The other 10-12 participants are yet to be finalised, although a meeting among the members is scheduled to take place early next month and the group will draw upon advice from the CREFC’s lender and CMBS 2.0 committees – the latter of which is focusing on general securitisation documents as well as how servicers and other parties interact.

Intercreditor principals do not necessarily come under the CMBS 2.0 umbrella because “the requirements and details involved in that fall outside the CMBS structure”, said Jaymon Jones, CREFC Europe’s director, strategic initiatives, who added that the CREFC board “felt it needed more of a lenderbased review”.

With five or six different intercreditors within some loans, the intercreditor group will work on coming up with a “base case within the senior, mezzanine, and asset-backed world which would make it easier to ascertain how the model should work”, explained Lambie.

It is still in the early planning stages, but by year-end aims to put together a document on best practice that will outline factors to take into account when drafting intercreditor agreements and may include model language for documentation.

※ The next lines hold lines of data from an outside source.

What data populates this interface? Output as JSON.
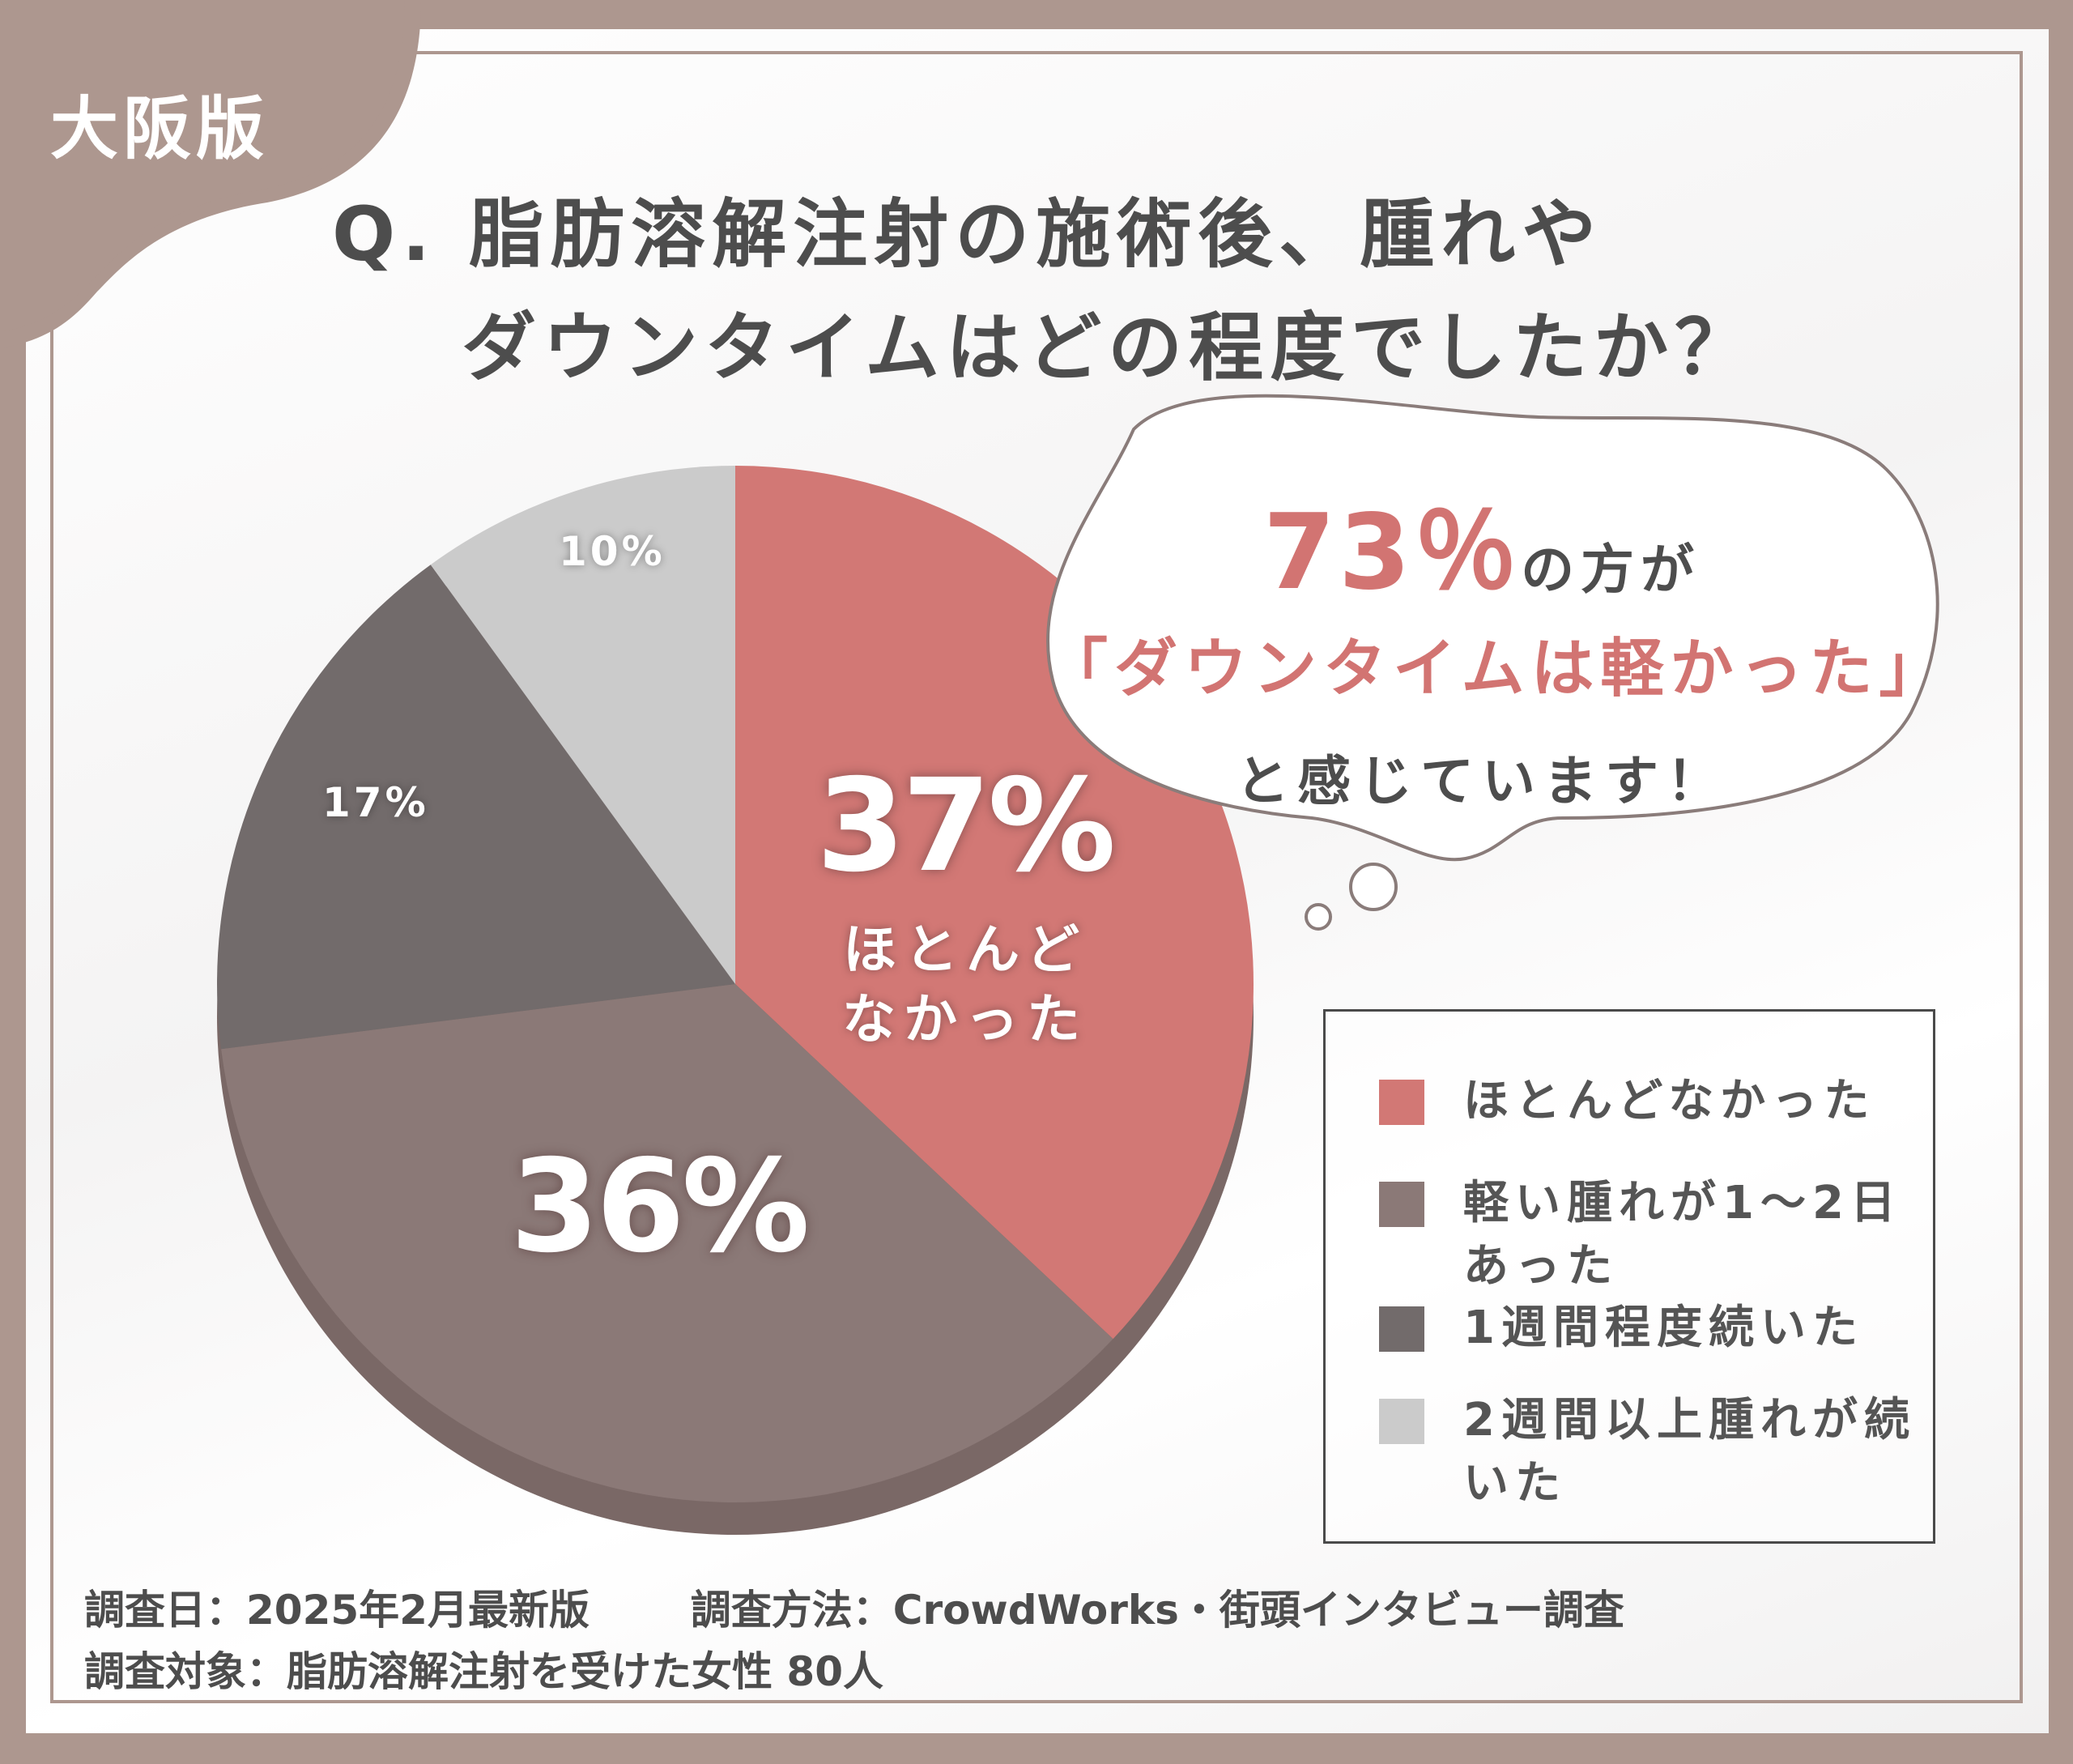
{
  "edition": "大阪版",
  "title": {
    "line1": "Q. 脂肪溶解注射の施術後、腫れや",
    "line2": "ダウンタイムはどの程度でしたか？"
  },
  "callout": {
    "percent": "73％",
    "suffix": "の方が",
    "line2": "「ダウンタイムは軽かった」",
    "line3": "と感じています！"
  },
  "chart_data": {
    "type": "pie",
    "slices": [
      {
        "label": "ほとんどなかった",
        "value": 37,
        "color": "#d27875",
        "label_text": "37%",
        "inside_label": "ほとんど\nなかった"
      },
      {
        "label": "軽い腫れが1〜2日あった",
        "value": 36,
        "color": "#8b7977",
        "label_text": "36%"
      },
      {
        "label": "1週間程度続いた",
        "value": 17,
        "color": "#726b6b",
        "label_text": "17%"
      },
      {
        "label": "2週間以上腫れが続いた",
        "value": 10,
        "color": "#cbcbcb",
        "label_text": "10%"
      }
    ],
    "legend_position": "bottom-right"
  },
  "legend": [
    {
      "label": "ほとんどなかった",
      "color": "#d27875"
    },
    {
      "label": "軽い腫れが1〜2日あった",
      "color": "#8b7977"
    },
    {
      "label": "1週間程度続いた",
      "color": "#726b6b"
    },
    {
      "label": "2週間以上腫れが続いた",
      "color": "#cbcbcb"
    }
  ],
  "footer": {
    "date": "調査日：2025年2月最新版",
    "method": "調査方法：CrowdWorks・街頭インタビュー調査",
    "target": "調査対象：脂肪溶解注射を受けた女性 80人"
  },
  "colors": {
    "frame": "#ad978f",
    "accent": "#d27472",
    "text": "#4d4d4d"
  }
}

The growing number of complex debt restructurings has thrown up concerns that junior lenders have too many rights, which some believe should be scaled back.

“We still have junior lenders negotiating substantial payoffs, millions, in return for their consent. Under a lot of these intercreditors they are entitled and if you don’t pay them off the only alternative is enforcement,” said one adviser. This is one area that will not fall under the remit of the intercreditor group, as it is up to the parties involved to negotiate.